British Prime Minister David Cameron was the only leader among the European Union’s 27 members to refuse last week to join a plan under which nations submit their budgets for central EU review and limit the deficits they can run.

As the rift between Britain, which has its own currency, and the 17 nations that use the euro created uncertainty about the deal’s implementation, ratings agencies Moody’s and Fitch warned that the plan did not even properly address the problem of lowering existing European debt.

Stocks and the euro fell sharply Monday — to $1.3183 from $1.3370 — as market confidence in the plan and Europe’s ability to end the crisis ebbed. In Italy, one of the continent’s most troubled economies, workers angry about government austerity reforms went on strike and held nationwide rallies.

Cameron defended his actions in the House of Commons on Monday, telling U.K. lawmakers the fiscal pact that envisions using the EU’s executive arm as a budget watchdog could face even more political hurdles.

Under the deal, a central European authority would oversee nations’ future budgets and impose tougher spending controls. The participants would also agree to automatic penalties if countries spend too much.

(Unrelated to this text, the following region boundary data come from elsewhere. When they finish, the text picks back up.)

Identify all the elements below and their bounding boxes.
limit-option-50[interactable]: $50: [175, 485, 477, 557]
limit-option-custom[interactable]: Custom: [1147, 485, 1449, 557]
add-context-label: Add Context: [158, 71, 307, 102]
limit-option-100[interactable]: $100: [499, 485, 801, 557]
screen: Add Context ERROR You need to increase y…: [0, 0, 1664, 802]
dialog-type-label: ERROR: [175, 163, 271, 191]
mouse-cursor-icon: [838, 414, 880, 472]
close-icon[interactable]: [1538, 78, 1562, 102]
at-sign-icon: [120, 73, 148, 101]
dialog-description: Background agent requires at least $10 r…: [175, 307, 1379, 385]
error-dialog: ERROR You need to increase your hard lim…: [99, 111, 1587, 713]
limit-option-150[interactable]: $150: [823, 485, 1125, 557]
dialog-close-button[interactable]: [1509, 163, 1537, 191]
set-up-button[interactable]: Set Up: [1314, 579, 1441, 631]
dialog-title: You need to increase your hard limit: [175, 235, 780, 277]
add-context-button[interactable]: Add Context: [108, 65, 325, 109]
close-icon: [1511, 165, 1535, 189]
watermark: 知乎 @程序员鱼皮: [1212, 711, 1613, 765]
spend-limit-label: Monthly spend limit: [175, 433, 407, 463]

Markets had initially rallied Friday on news of the deal — despite Britain’s refusal to take part — but that optimism soured Monday as traders sought more short-term support for European financial markets. They were also disappointed that the European Central Bank sharply cut back its purchases of government bonds to $841 million last week, underlining the bank’s stance that indebted governments should dig out of their own debt problems.